The clubs were small, containing no more than 10 children and one high school teacher who served as a mentor. Their three main components included having the children attend a summer camp on the West Virginia University campus, attending a weekly meeting during the school term, and doing a science project which would be presented at the end of the year, Branch explains.
"The first pilot project was targeted to some really rural places, and it was outstandingly successful," he says.
The program went through growing pains but eventually met its goals of sending these Appalachian students to college. The state even began to fund the program and provide free in-state tuition to students who completed all requirements, Branch says.
Researchers have benefited from this community-university foundation. Branch met with students in the science clubs and convinced them to assist investigators with a study on obesity and diabetes in their communities.1
The youths became fledgling research assistants who were trained to collect data, visiting families in their areas.
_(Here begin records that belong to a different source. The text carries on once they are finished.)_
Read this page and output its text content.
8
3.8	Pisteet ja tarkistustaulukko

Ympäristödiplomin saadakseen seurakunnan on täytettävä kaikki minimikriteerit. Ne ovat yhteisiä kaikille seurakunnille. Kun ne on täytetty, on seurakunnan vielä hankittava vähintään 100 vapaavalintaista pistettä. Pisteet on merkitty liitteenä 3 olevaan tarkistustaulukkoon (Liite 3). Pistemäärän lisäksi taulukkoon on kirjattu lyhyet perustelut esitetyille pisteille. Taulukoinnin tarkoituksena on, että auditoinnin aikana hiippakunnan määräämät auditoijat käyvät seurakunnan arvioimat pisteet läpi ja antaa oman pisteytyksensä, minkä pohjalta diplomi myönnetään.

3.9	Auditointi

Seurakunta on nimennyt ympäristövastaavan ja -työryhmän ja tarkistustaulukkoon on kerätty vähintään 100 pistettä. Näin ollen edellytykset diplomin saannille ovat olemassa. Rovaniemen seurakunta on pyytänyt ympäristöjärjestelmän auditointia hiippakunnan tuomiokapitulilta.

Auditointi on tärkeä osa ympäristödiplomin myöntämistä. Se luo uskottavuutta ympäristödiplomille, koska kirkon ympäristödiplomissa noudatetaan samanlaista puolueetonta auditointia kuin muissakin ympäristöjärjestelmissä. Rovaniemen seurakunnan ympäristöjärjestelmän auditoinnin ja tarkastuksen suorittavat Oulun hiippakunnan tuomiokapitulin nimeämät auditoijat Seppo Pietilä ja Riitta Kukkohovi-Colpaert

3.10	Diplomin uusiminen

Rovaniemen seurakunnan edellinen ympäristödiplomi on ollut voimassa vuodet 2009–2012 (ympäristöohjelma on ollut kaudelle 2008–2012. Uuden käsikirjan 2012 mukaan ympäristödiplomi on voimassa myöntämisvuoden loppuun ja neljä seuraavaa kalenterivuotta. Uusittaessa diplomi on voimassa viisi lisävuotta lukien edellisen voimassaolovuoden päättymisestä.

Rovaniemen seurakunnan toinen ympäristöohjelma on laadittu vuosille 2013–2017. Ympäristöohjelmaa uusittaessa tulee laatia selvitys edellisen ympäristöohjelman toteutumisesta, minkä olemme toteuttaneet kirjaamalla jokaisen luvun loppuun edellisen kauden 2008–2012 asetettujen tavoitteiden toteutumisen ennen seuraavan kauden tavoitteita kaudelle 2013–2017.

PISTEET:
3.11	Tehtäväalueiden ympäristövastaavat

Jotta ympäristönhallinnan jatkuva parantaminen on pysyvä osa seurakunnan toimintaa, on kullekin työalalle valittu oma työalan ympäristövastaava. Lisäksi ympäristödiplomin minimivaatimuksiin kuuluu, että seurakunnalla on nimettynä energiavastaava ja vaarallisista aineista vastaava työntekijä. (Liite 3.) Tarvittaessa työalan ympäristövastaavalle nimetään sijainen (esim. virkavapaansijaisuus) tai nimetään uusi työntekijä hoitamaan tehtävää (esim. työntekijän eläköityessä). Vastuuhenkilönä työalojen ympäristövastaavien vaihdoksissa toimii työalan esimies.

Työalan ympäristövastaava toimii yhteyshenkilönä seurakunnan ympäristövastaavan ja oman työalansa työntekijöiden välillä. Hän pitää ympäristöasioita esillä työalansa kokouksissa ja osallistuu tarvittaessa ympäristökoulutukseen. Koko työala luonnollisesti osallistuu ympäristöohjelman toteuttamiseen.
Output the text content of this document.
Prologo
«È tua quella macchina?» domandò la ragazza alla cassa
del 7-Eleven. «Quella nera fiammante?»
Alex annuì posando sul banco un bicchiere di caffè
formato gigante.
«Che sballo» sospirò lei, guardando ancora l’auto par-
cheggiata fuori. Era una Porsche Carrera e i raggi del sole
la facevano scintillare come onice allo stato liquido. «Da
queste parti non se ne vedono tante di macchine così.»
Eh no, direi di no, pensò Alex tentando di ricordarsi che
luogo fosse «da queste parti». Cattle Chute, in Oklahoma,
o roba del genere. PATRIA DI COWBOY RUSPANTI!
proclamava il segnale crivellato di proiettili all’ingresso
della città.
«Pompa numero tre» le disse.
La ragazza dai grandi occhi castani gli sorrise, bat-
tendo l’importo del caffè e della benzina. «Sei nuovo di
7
"We had 210 students and their mentors, who were high school teachers, who were trained and credentialed to do research," Branch says.
"Eighteen-year-old enthusiasts can actually get a lot done," he says. "They started doing little projects, and each group has its own particular project in addition to the main part of the questionnaire."
What also made this model work well was that the potential study participants were the very youths who were recruited to assist with the research. Half of the children and youth in the community were obese, and the young research assistants mirrored their community statistics.
"They identified with the topic and it was relevant to them," Branch says. "It was a study topic they had been thinking about in their own families and were having problems with themselves."
This connection between the youths, their community, and the study topic resulted in successful study recruitment in a fairly short time period.
"I think there was an element of good organization, and an element of luck and an element of timing," Branch says. "The students were very receptive to learning and to sharing information with their families."
Because of the earlier community work, the outside investigators easily were able to obtain parental consent and the students' assent, and the youth research assistants were able to obtain completed questionnaires from more than 140 rural Appalachian families within a nine month period, Branch says.
Also, the students participated in projects that tackled childhood obesity, including speaking with school administrators about changing school diets.
"It started out with the questionnaire, but expanded to seed projects to see what was acceptable locally," Branch explains.
"We've also gone out and done some focus group research, asking questions of kids and kids' parents," he adds. "One of the next things we're planning to do is start looking at the genetics of these families, so we asked the students if they'd like to know more about genetics and genetics research within their own families."
The students have expressed considerable enthusiasm for this idea, and so the project will begin once government grant funding is obtained, he says.
"We're just trying to show right now that we can get these students to collect data," he adds. "We're teaching them to do fingersticks and to test blood pressure, moving away from questionnaire-type research to minimally-invasive research."
These activities will take place in people's homes as much as is possible. The high school students theoretically could even collect saliva with collection kits made for genetics research. But they can't do a blood lipid profile, Branch notes.
"We'd have to bring people down to clubhouses for that," he adds. "We're taking this one step at a time, teaching the students how to do these minimally-invasive procedures, giving them a glucometer and sphygmomanometer and teaching them how to use it."
The students bring these to study participants' homes and teach the families how to use them so they can track their own glucose levels and blood pressure readings.
This is a bottom-up approach to health care research, and so far it's been working well.
Typically this type of research requires investigators to spend months or years building community trust and even longer to maintain that trust over the course of a study, he notes.
"I was lucky to take some ideas and hook them on top of an existing structure that was very well organized and right there in the community," Branch adds.
Reference
- Branch R, Chester A. Community-based participatory clinical research in obesity by adolescents: pipeline for researchers in the future. Clin Transl Sci. 2009;2(5):350-354.